An Effective Conversation:
"I have something I'd like to talk with you about. It's a sensitive topic for me - about an 8 on a 1-10 scale and it will take about 20 minutes to discuss." "Well, as I check in, I'm only about 80% present right now and I notice I feel defensive about hearing any criticism about me. Does this issue involve expressing any difficult feelings about something I've done? If so, I'd rather wait until I'm more present to really here you." "You might feel criticized - I'm not sure. I feel really impatient, however, and just want to get this off my chest." "I hear how impatient this feels to you and I'm sorry I'm not more present for your feelings. What I could do right now is simply hear all you have to say without saying anything in return, and if I have a reactive response, wait until you are in a good space to hear it. Or you could send me an e-mail and I'd respond to it when I'm ready. Would either of these options work for you?" "Sending you an e-mail would work OK. Let me do that now:
"I'm writing because I am really angry and scared. While not as intense as I can ever remember, I feel unusually brittle - like I could just snap over nothing. There is a tightness in my throat, my low back and knee that has been getting worse as my feelings grow. "I find myself really angry at the inequities I am observing in our interactions today.
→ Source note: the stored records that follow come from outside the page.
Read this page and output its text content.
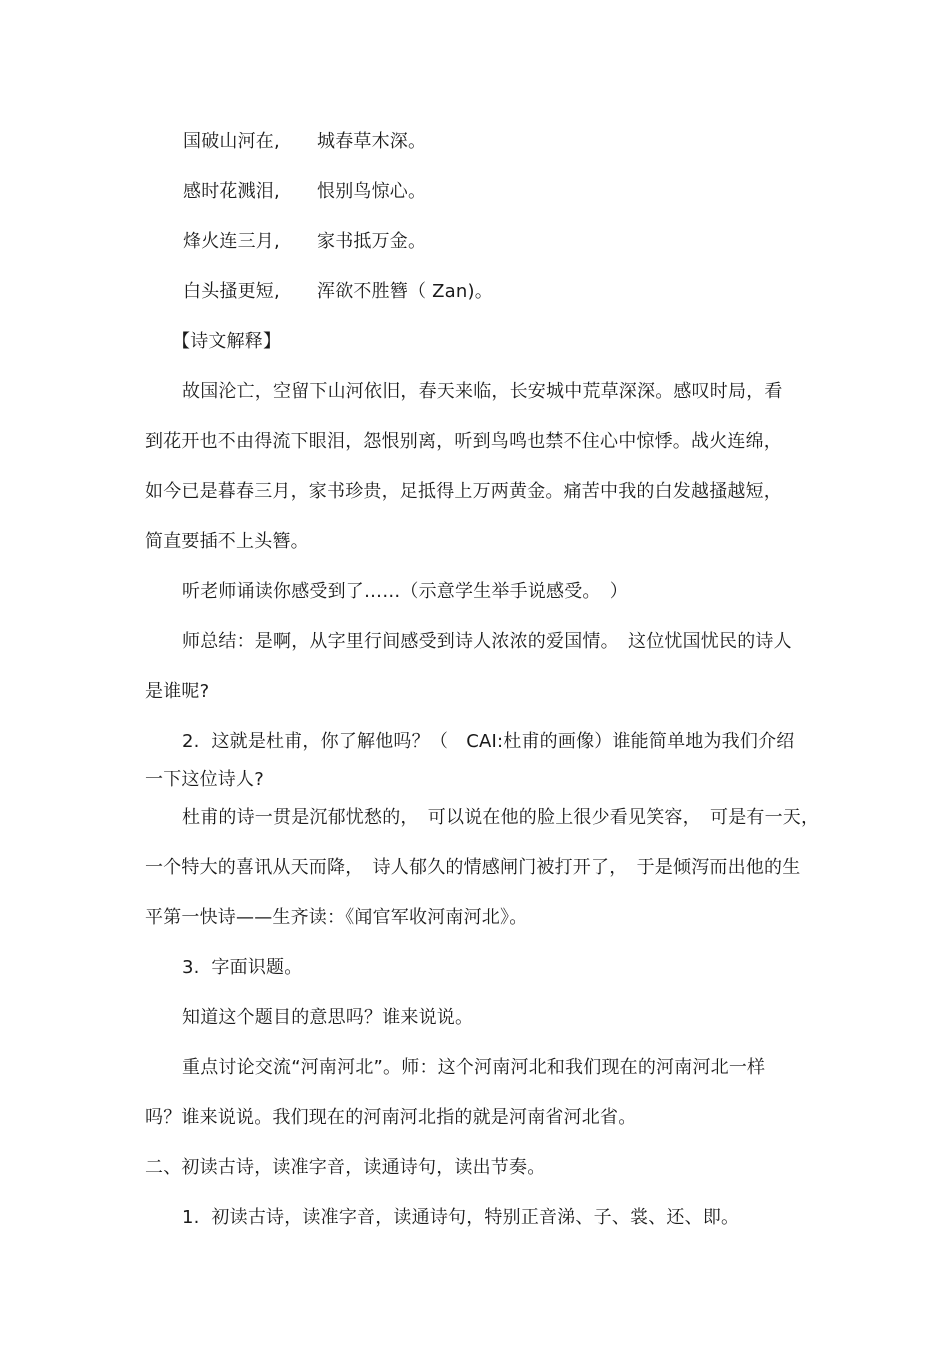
国破山河在, 城春草木深。
感时花溅泪, 恨别鸟惊心。
烽火连三月, 家书抵万金。
白头搔更短, 浑欲不胜簪（ Zan)。
【诗文解释】
故国沦亡，空留下山河依旧，春天来临，长安城中荒草深深。感叹时局，看
到花开也不由得流下眼泪，怨恨别离，听到鸟鸣也禁不住心中惊悸。战火连绵，
如今已是暮春三月，家书珍贵，足抵得上万两黄金。痛苦中我的白发越搔越短，
简直要插不上头簪。
听老师诵读你感受到了……（示意学生举手说感受。　）
师总结：是啊，从字里行间感受到诗人浓浓的爱国情。　这位忧国忧民的诗人
是谁呢?
2.  这就是杜甫，你了解他吗？（　CAI:杜甫的画像）谁能简单地为我们介绍
一下这位诗人?
杜甫的诗一贯是沉郁忧愁的，　可以说在他的脸上很少看见笑容，　可是有一天，
一个特大的喜讯从天而降，　诗人郁久的情感闸门被打开了，　于是倾泻而出他的生
平第一快诗——生齐读：《闻官军收河南河北》。
3.  字面识题。
知道这个题目的意思吗？谁来说说。
重点讨论交流“河南河北”。师：这个河南河北和我们现在的河南河北一样
吗？谁来说说。我们现在的河南河北指的就是河南省河北省。
二、初读古诗，读准字音，读通诗句，读出节奏。
1.  初读古诗，读准字音，读通诗句，特别正音涕、子、裳、还、即。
You interrupted me three times, yet got upset when I interrupted you. "You seemed upset when I said "no" to your request that I come over and visit, yet you decline invitations to visit me at my house three times as often as I say no. It seems to me that when I take care of my self you feel I'm doing something wrong to deliberately hurt you. And I'm scared that I'll buy into that and not take care of my self. "I want to know if you can understand this e-mail, and if not what parts of it you don't understand. Are you willing to write a detailed response sharing what does and does not make sense to you?" "More than that, I request an apology for the unbalance that has developed. Are you able to give me one?" And I'd like to know when you are ready to talk verbally about all of this so we can discuss changes that could allow me to feel safer in this relationship. Will you let me know when you are ready to talk about this? I would like to do so before we spend more time together. Right now I will be taking some space."